CYBERSECURITYSalt Typhoon Hack Shows There's No Security Backdoor That's Only for The "Good Guys"
If U.S. policymakers care about China and other foreign countries engaging in espionage on U.S. citizens, it’s time to speak up in favor of encryption by default. If these policymakers don’t want to see bad actors take advantage of their constituents, domestic companies, or security agencies, again—they should speak up for encryption by default.
At EFF we’ve long noted that you cannot build a backdoor that only lets in good guys and not bad guys. Over the weekend, we saw another example of this: The Wall Street Journal reported on a major breach of U.S. telecom systems attributed to a sophisticated Chinese-government backed hacking group dubbed Salt Typhoon.
According to reports, the hack took advantage of systems built by ISPs like Verizon, AT&T, and Lumen Technologies (formerly CenturyLink) to give law enforcement and intelligence agencies access to the ISPs’ user data. This gave China unprecedented access to data related to U.S. government requests to these major telecommunications companies. It’s still unclear how much communication and internet traffic, and related to whom, Salt Typhoon accessed.
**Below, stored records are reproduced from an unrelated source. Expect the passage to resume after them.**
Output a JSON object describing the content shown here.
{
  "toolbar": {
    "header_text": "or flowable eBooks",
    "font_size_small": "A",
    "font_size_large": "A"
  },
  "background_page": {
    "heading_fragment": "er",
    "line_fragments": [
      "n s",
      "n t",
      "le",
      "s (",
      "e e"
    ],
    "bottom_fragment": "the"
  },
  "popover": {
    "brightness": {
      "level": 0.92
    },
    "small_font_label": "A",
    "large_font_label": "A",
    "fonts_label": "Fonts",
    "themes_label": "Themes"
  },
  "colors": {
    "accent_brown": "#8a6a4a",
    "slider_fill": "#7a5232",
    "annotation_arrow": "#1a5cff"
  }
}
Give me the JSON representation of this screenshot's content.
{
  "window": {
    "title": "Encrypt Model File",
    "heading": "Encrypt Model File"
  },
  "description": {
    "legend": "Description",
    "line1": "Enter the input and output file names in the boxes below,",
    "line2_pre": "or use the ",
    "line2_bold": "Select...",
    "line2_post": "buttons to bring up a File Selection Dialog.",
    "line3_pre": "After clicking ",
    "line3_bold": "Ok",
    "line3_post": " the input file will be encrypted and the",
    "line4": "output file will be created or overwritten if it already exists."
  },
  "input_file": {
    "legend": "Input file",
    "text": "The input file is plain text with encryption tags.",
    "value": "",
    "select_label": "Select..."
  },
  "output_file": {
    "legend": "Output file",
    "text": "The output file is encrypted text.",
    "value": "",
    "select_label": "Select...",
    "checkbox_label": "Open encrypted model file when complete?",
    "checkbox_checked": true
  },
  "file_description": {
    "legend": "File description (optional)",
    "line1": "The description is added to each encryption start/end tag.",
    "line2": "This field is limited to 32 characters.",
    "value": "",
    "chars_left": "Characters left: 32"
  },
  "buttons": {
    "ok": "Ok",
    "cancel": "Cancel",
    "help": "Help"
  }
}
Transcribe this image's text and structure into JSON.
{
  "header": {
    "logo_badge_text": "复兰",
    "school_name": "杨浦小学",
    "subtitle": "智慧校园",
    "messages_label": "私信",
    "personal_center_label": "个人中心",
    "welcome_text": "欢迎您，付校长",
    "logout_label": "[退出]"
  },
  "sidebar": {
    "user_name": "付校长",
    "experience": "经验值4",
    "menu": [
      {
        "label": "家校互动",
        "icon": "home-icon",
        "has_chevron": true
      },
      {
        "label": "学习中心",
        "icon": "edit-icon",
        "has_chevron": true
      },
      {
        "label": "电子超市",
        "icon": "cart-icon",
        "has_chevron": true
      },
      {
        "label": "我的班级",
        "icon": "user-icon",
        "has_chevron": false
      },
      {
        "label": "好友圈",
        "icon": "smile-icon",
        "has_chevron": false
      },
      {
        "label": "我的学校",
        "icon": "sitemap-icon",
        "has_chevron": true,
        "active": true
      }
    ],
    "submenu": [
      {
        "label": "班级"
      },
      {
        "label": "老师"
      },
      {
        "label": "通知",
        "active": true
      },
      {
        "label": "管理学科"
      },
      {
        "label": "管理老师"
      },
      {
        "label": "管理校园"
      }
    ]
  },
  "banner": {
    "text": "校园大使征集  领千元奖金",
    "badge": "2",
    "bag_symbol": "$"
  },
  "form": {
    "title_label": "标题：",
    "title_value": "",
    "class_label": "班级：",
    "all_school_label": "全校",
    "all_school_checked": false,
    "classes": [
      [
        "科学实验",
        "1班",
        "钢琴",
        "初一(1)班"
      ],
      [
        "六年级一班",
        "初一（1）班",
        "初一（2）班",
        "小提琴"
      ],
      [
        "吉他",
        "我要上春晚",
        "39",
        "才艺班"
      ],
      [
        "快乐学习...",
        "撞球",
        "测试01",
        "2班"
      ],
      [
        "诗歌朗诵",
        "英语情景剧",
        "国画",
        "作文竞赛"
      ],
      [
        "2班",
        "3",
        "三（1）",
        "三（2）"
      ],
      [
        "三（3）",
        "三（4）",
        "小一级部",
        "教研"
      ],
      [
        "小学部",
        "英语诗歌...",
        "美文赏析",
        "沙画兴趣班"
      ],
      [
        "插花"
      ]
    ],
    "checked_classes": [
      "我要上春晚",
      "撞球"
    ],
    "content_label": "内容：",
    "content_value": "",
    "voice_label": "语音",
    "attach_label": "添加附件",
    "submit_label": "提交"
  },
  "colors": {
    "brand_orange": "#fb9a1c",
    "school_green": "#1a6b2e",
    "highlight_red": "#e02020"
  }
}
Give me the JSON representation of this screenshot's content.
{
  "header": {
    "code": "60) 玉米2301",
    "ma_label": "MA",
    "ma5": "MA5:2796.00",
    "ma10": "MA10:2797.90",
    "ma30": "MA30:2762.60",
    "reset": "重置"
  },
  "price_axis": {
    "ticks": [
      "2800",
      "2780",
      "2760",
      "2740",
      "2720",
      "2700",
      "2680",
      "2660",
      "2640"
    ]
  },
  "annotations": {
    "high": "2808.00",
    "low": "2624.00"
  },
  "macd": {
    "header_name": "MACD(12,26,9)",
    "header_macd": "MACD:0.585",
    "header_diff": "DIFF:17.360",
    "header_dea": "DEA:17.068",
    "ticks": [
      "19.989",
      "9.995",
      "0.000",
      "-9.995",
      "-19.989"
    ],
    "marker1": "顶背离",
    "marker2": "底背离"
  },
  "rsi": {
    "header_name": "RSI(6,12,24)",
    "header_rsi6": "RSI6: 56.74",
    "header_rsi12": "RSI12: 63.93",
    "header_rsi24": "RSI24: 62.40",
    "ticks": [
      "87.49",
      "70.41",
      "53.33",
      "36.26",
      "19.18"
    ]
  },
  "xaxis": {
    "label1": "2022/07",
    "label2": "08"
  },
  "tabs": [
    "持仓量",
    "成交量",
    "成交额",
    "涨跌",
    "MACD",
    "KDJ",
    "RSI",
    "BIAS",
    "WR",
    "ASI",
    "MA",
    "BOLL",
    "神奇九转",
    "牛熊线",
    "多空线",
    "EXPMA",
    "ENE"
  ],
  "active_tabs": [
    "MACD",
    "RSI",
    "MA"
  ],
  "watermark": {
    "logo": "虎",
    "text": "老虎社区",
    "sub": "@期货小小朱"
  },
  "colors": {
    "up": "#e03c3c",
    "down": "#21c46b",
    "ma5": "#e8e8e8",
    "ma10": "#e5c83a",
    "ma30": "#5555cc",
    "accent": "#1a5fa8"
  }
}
That’s right: the path for law enforcement access set up by these companies was apparently compromised and used by China-backed hackers. That path was likely created to facilitate smooth compliance with wrong-headed laws like CALEA, which require telecommunications companies to facilitate “lawful intercepts”—in other words, wiretaps and other orders by law enforcement and national security agencies. While this is a terrible outcome for user privacy, and for U.S. government intelligence and law enforcement, it is not surprising.
The idea that only authorized government agencies would ever use these channels for acquiring user data was always risky and flawed. We’ve seen this before: in a notorious case in 2004 and 2005, more than 100 top officials in the Greek government were illegally surveilled for a period of ten months when unknown parties broke into Greece’s “lawful access” program. In 2024, with growing numbers of sophisticated state-sponsored hacking groups operating, it’s almost inevitable that these types of damaging breaches occur. The system of special law enforcement access that was set up for the “good guys” isn’t making us safer; it’s a dangerous security flaw.
Internet Wiretaps Have Always Been a Bad Idea
Passed in 1994, CALEA requires that makers of telecommunications equipment provide the ability for government eavesdropping. In 2004, the government dramatically expanded this wiretap mandate to include internet access providers. EFF opposed this expansion and explained the perils of wiretapping the internet.
The internet is different from the phone system in critical ways, making it more vulnerable. The internet is open and ever-changing. “Many of the technologies currently used to create wiretap-friendly computer networks make the people on those networks more pregnable to attackers who want to steal their data or personal information,” EFF wrote, nearly 20 years ago.